First off shutdown your Guest VM so that you can add a second network interface. By default you should have one interface already which is using NAT. Leave this alone as it provides access to the internet. Select the tab “Adapter 2″ and change “attached to” to “Host-only Adapter”.

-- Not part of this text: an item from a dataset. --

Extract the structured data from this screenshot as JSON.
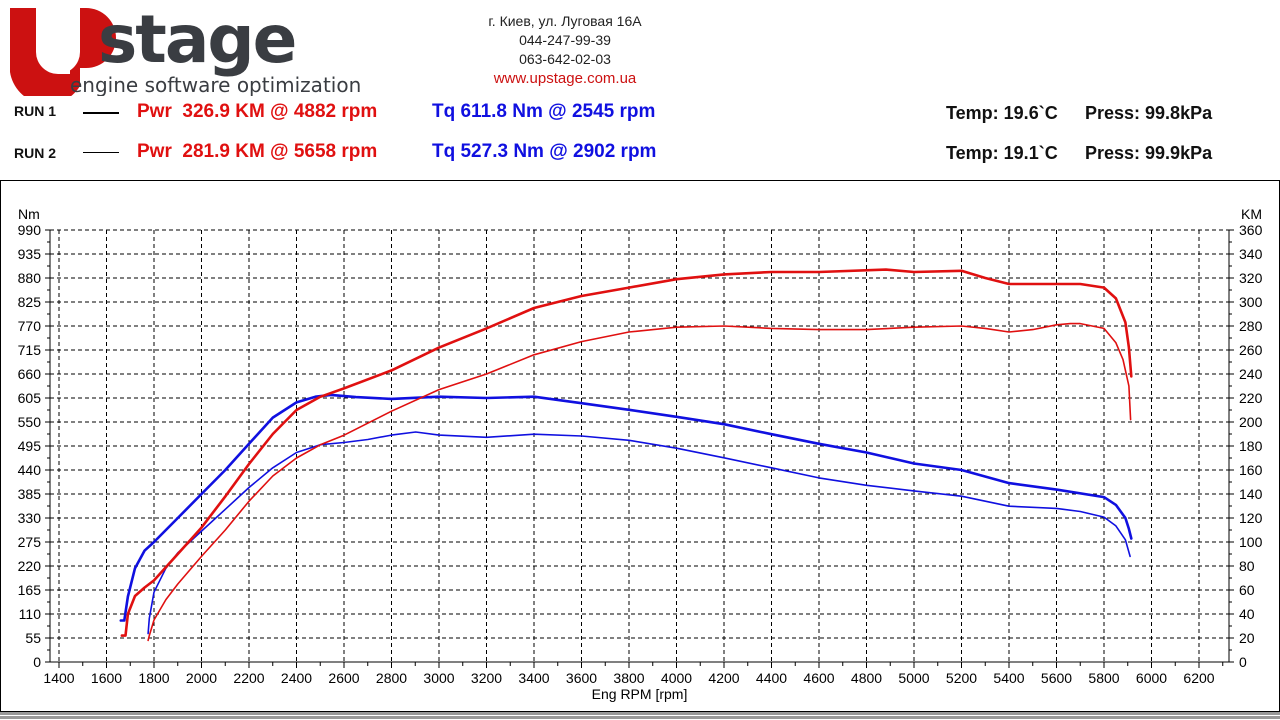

Now boot up your Guest and pull up a terminal. Run ifconfig to see what base address eth1 has been assigned. You can use this address as a base to assign static IP addresses for each Guest VM. In this case inet addr:192.168.56.101 is the base IP address.
$ sudo ifconfig eth1
Link encap:Ethernet HWaddr XX:XX:XX:XX:XX:XX
inet addr:192.168.56.101 Bcast:192.168.56.255 Mask:255.255.255.0
inet6 addr: XXXX::XXXX:XXXX:XXXX:XXXX/64 Scope:Link
UP BROADCAST RUNNING MULTICAST MTU:1500 Metric:1
RX packets:296 errors:0 dropped:0 overruns:0 frame:0
TX packets:237 errors:0 dropped:0 overruns:0 carrier:0
collisions:0 txqueuelen:1000
RX bytes:32116 (31.3 KiB) TX bytes:37642 (36.7 KiB)

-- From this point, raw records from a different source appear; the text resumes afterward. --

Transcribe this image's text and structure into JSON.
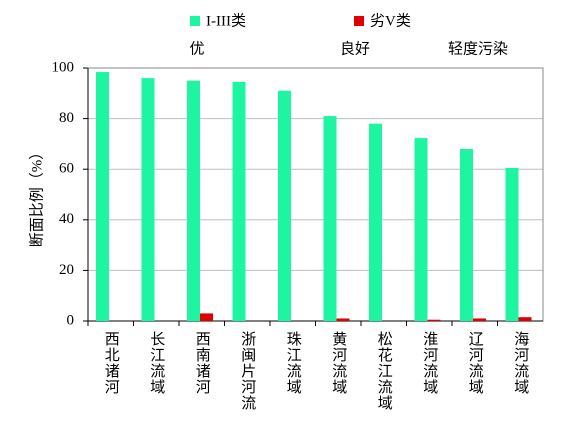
{
  "chart_data": {
    "type": "bar",
    "y_label": "断面比例（%）",
    "categories": [
      "西北诸河",
      "长江流域",
      "西南诸河",
      "浙闽片河流",
      "珠江流域",
      "黄河流域",
      "松花江流域",
      "淮河流域",
      "辽河流域",
      "海河流域"
    ],
    "series": [
      {
        "name": "I-III类",
        "color": "#1df5a0",
        "values": [
          98.4,
          96,
          95,
          94.5,
          91,
          81,
          78,
          72.3,
          68,
          60.5
        ]
      },
      {
        "name": "劣V类",
        "color": "#e00000",
        "values": [
          0,
          0,
          3,
          0,
          0,
          1,
          0,
          0.5,
          1,
          1.5
        ]
      }
    ],
    "annotations": [
      "优",
      "良好",
      "轻度污染"
    ],
    "ylim": [
      0,
      100
    ],
    "yticks": [
      0,
      20,
      40,
      60,
      80,
      100
    ],
    "grid": true
  }
}
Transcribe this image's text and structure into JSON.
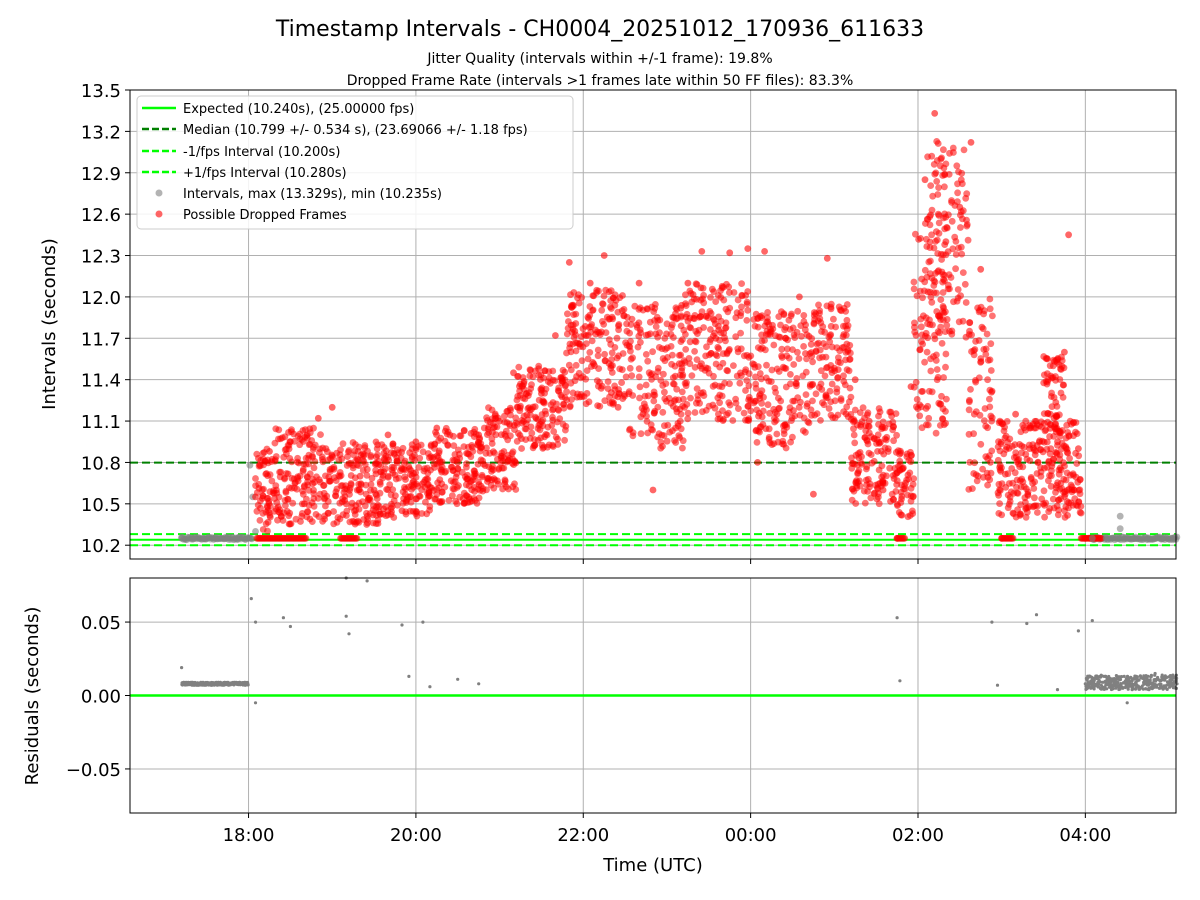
{
  "figure": {
    "title": "Timestamp Intervals - CH0004_20251012_170936_611633",
    "subtitle_1": "Jitter Quality (intervals within +/-1 frame): 19.8%",
    "subtitle_2": "Dropped Frame Rate (intervals >1 frames late within 50 FF files): 83.3%"
  },
  "colors": {
    "expected": "#00ff00",
    "median": "#008000",
    "bounds": "#00ff00",
    "intervals": "#808080",
    "dropped": "#ff0000",
    "residuals": "#808080",
    "grid": "#b0b0b0"
  },
  "chart_data": [
    {
      "type": "scatter",
      "name": "intervals-panel",
      "ylabel": "Intervals (seconds)",
      "xlabel": "",
      "ylim": [
        10.1,
        13.5
      ],
      "yticks": [
        10.2,
        10.5,
        10.8,
        11.1,
        11.4,
        11.7,
        12.0,
        12.3,
        12.6,
        12.9,
        13.2,
        13.5
      ],
      "ytick_labels": [
        "10.2",
        "10.5",
        "10.8",
        "11.1",
        "11.4",
        "11.7",
        "12.0",
        "12.3",
        "12.6",
        "12.9",
        "13.2",
        "13.5"
      ],
      "xlim": [
        "2025-10-12 16:35",
        "2025-10-13 05:05"
      ],
      "xticks": [
        "2025-10-12 18:00",
        "2025-10-12 20:00",
        "2025-10-12 22:00",
        "2025-10-13 00:00",
        "2025-10-13 02:00",
        "2025-10-13 04:00"
      ],
      "grid": true,
      "legend_position": "upper-left",
      "lines": [
        {
          "name": "Expected (10.240s), (25.00000 fps)",
          "y": 10.24,
          "style": "solid",
          "color": "#00ff00"
        },
        {
          "name": "Median (10.799 +/- 0.534 s), (23.69066 +/- 1.18 fps)",
          "y": 10.799,
          "style": "dashed",
          "color": "#008000"
        },
        {
          "name": "-1/fps Interval (10.200s)",
          "y": 10.2,
          "style": "dashed",
          "color": "#00ff00"
        },
        {
          "name": "+1/fps Interval (10.280s)",
          "y": 10.28,
          "style": "dashed",
          "color": "#00ff00"
        }
      ],
      "series": [
        {
          "name": "Intervals, max (13.329s), min (10.235s)",
          "color": "#808080",
          "points": [
            {
              "x": "2025-10-12 17:12",
              "y": 10.25
            },
            {
              "x": "2025-10-12 17:20",
              "y": 10.25
            },
            {
              "x": "2025-10-12 17:28",
              "y": 10.25
            },
            {
              "x": "2025-10-12 17:36",
              "y": 10.25
            },
            {
              "x": "2025-10-12 17:44",
              "y": 10.25
            },
            {
              "x": "2025-10-12 17:52",
              "y": 10.25
            },
            {
              "x": "2025-10-12 18:01",
              "y": 10.78
            },
            {
              "x": "2025-10-12 18:03",
              "y": 10.55
            },
            {
              "x": "2025-10-12 18:05",
              "y": 10.3
            },
            {
              "x": "2025-10-13 04:05",
              "y": 10.25
            },
            {
              "x": "2025-10-13 04:15",
              "y": 10.25
            },
            {
              "x": "2025-10-13 04:25",
              "y": 10.41
            },
            {
              "x": "2025-10-13 04:25",
              "y": 10.32
            },
            {
              "x": "2025-10-13 04:35",
              "y": 10.25
            },
            {
              "x": "2025-10-13 04:45",
              "y": 10.25
            },
            {
              "x": "2025-10-13 04:55",
              "y": 10.25
            },
            {
              "x": "2025-10-13 05:03",
              "y": 10.25
            }
          ]
        },
        {
          "name": "Possible Dropped Frames",
          "color": "#ff0000",
          "points": [
            {
              "x": "2025-10-12 18:05",
              "y": 10.55
            },
            {
              "x": "2025-10-12 18:15",
              "y": 10.88
            },
            {
              "x": "2025-10-12 18:20",
              "y": 10.6
            },
            {
              "x": "2025-10-12 18:30",
              "y": 10.95
            },
            {
              "x": "2025-10-12 18:40",
              "y": 10.5
            },
            {
              "x": "2025-10-12 18:50",
              "y": 11.12
            },
            {
              "x": "2025-10-12 19:00",
              "y": 11.2
            },
            {
              "x": "2025-10-12 19:10",
              "y": 10.5
            },
            {
              "x": "2025-10-12 19:20",
              "y": 10.7
            },
            {
              "x": "2025-10-12 19:30",
              "y": 10.6
            },
            {
              "x": "2025-10-12 19:40",
              "y": 11.0
            },
            {
              "x": "2025-10-12 19:50",
              "y": 10.45
            },
            {
              "x": "2025-10-12 20:00",
              "y": 10.95
            },
            {
              "x": "2025-10-12 20:15",
              "y": 11.05
            },
            {
              "x": "2025-10-12 20:30",
              "y": 10.8
            },
            {
              "x": "2025-10-12 20:45",
              "y": 11.0
            },
            {
              "x": "2025-10-12 21:00",
              "y": 11.1
            },
            {
              "x": "2025-10-12 21:10",
              "y": 11.45
            },
            {
              "x": "2025-10-12 21:30",
              "y": 11.3
            },
            {
              "x": "2025-10-12 21:40",
              "y": 11.72
            },
            {
              "x": "2025-10-12 21:50",
              "y": 12.25
            },
            {
              "x": "2025-10-12 22:05",
              "y": 12.1
            },
            {
              "x": "2025-10-12 22:15",
              "y": 12.3
            },
            {
              "x": "2025-10-12 22:25",
              "y": 11.2
            },
            {
              "x": "2025-10-12 22:40",
              "y": 12.1
            },
            {
              "x": "2025-10-12 22:50",
              "y": 10.6
            },
            {
              "x": "2025-10-12 23:05",
              "y": 11.85
            },
            {
              "x": "2025-10-12 23:15",
              "y": 12.1
            },
            {
              "x": "2025-10-12 23:25",
              "y": 12.33
            },
            {
              "x": "2025-10-12 23:35",
              "y": 11.7
            },
            {
              "x": "2025-10-12 23:45",
              "y": 12.32
            },
            {
              "x": "2025-10-12 23:58",
              "y": 12.35
            },
            {
              "x": "2025-10-13 00:05",
              "y": 10.8
            },
            {
              "x": "2025-10-13 00:10",
              "y": 12.33
            },
            {
              "x": "2025-10-13 00:25",
              "y": 11.7
            },
            {
              "x": "2025-10-13 00:35",
              "y": 12.0
            },
            {
              "x": "2025-10-13 00:45",
              "y": 10.57
            },
            {
              "x": "2025-10-13 00:55",
              "y": 12.28
            },
            {
              "x": "2025-10-13 01:05",
              "y": 11.9
            },
            {
              "x": "2025-10-13 01:15",
              "y": 11.4
            },
            {
              "x": "2025-10-13 01:25",
              "y": 11.1
            },
            {
              "x": "2025-10-13 01:35",
              "y": 10.6
            },
            {
              "x": "2025-10-13 01:45",
              "y": 10.25
            },
            {
              "x": "2025-10-13 01:55",
              "y": 11.35
            },
            {
              "x": "2025-10-13 02:05",
              "y": 12.85
            },
            {
              "x": "2025-10-13 02:12",
              "y": 13.33
            },
            {
              "x": "2025-10-13 02:20",
              "y": 12.4
            },
            {
              "x": "2025-10-13 02:30",
              "y": 12.65
            },
            {
              "x": "2025-10-13 02:38",
              "y": 13.12
            },
            {
              "x": "2025-10-13 02:45",
              "y": 12.2
            },
            {
              "x": "2025-10-13 02:52",
              "y": 10.8
            },
            {
              "x": "2025-10-13 03:00",
              "y": 10.25
            },
            {
              "x": "2025-10-13 03:10",
              "y": 11.15
            },
            {
              "x": "2025-10-13 03:20",
              "y": 10.9
            },
            {
              "x": "2025-10-13 03:30",
              "y": 10.5
            },
            {
              "x": "2025-10-13 03:40",
              "y": 10.95
            },
            {
              "x": "2025-10-13 03:45",
              "y": 11.6
            },
            {
              "x": "2025-10-13 03:48",
              "y": 12.45
            },
            {
              "x": "2025-10-13 03:55",
              "y": 10.9
            },
            {
              "x": "2025-10-13 04:00",
              "y": 10.25
            }
          ]
        }
      ]
    },
    {
      "type": "scatter",
      "name": "residuals-panel",
      "ylabel": "Residuals (seconds)",
      "xlabel": "Time (UTC)",
      "ylim": [
        -0.08,
        0.08
      ],
      "yticks": [
        -0.05,
        0.0,
        0.05
      ],
      "ytick_labels": [
        "−0.05",
        "0.00",
        "0.05"
      ],
      "xlim": [
        "2025-10-12 16:35",
        "2025-10-13 05:05"
      ],
      "xticks": [
        "2025-10-12 18:00",
        "2025-10-12 20:00",
        "2025-10-12 22:00",
        "2025-10-13 00:00",
        "2025-10-13 02:00",
        "2025-10-13 04:00"
      ],
      "xtick_labels": [
        "18:00",
        "20:00",
        "22:00",
        "00:00",
        "02:00",
        "04:00"
      ],
      "grid": true,
      "zero_line_color": "#00ff00",
      "series": [
        {
          "name": "",
          "color": "#808080",
          "points": [
            {
              "x": "2025-10-12 17:12",
              "y": 0.019
            },
            {
              "x": "2025-10-12 17:20",
              "y": 0.008
            },
            {
              "x": "2025-10-12 17:30",
              "y": 0.008
            },
            {
              "x": "2025-10-12 17:40",
              "y": 0.008
            },
            {
              "x": "2025-10-12 17:50",
              "y": 0.008
            },
            {
              "x": "2025-10-12 18:02",
              "y": 0.066
            },
            {
              "x": "2025-10-12 18:05",
              "y": 0.05
            },
            {
              "x": "2025-10-12 18:05",
              "y": -0.005
            },
            {
              "x": "2025-10-12 18:25",
              "y": 0.053
            },
            {
              "x": "2025-10-12 18:30",
              "y": 0.047
            },
            {
              "x": "2025-10-12 19:10",
              "y": 0.054
            },
            {
              "x": "2025-10-12 19:12",
              "y": 0.042
            },
            {
              "x": "2025-10-12 19:10",
              "y": 0.08
            },
            {
              "x": "2025-10-12 19:25",
              "y": 0.078
            },
            {
              "x": "2025-10-12 19:50",
              "y": 0.048
            },
            {
              "x": "2025-10-12 20:05",
              "y": 0.05
            },
            {
              "x": "2025-10-12 19:55",
              "y": 0.013
            },
            {
              "x": "2025-10-12 20:10",
              "y": 0.006
            },
            {
              "x": "2025-10-12 20:30",
              "y": 0.011
            },
            {
              "x": "2025-10-12 20:45",
              "y": 0.008
            },
            {
              "x": "2025-10-13 01:45",
              "y": 0.053
            },
            {
              "x": "2025-10-13 01:47",
              "y": 0.01
            },
            {
              "x": "2025-10-13 02:53",
              "y": 0.05
            },
            {
              "x": "2025-10-13 02:57",
              "y": 0.007
            },
            {
              "x": "2025-10-13 03:18",
              "y": 0.049
            },
            {
              "x": "2025-10-13 03:25",
              "y": 0.055
            },
            {
              "x": "2025-10-13 03:40",
              "y": 0.004
            },
            {
              "x": "2025-10-13 03:55",
              "y": 0.044
            },
            {
              "x": "2025-10-13 04:05",
              "y": 0.051
            },
            {
              "x": "2025-10-13 04:00",
              "y": 0.008
            },
            {
              "x": "2025-10-13 04:20",
              "y": 0.01
            },
            {
              "x": "2025-10-13 04:40",
              "y": 0.012
            },
            {
              "x": "2025-10-13 04:50",
              "y": 0.015
            },
            {
              "x": "2025-10-13 04:30",
              "y": -0.005
            },
            {
              "x": "2025-10-13 05:00",
              "y": 0.008
            }
          ]
        }
      ]
    }
  ]
}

If you rely on DHCP you might get a different IP address each time your Guest VM reboots. If this is a problem, you need to setup a static IP address instead.
On a Debian based system edit /etc/network/interfaces to add the following lines. Change the address to your base IP address.
auto eth1
iface eth1 inet static
address 192.168.56.101
netmask 255.255.255.0
On a redhat based system edit this file /etc/sysconfig/network-scripts/ifcfg-eth1 and add the following lines. Change the IPADDR to your base IP address.
DEVICE=eth1
BOOTPROTO=static
IPADDR=192.168.56.101
NETMASK=255.255.255.0
On your Linux Host you can now open a terminal add ssh to the Guest VM:
$ ssh ryan@192.168.56.101
If you are having problems connecting, make sure that sshd in installed and running, and that the firewall on the is not blocking the SSH service on the VM.
You can create an entry in /etc/hosts so you don’t have to remember the IP address.
192.168.56.101 virtualhost1
This allows you to use the virtual hostname instead.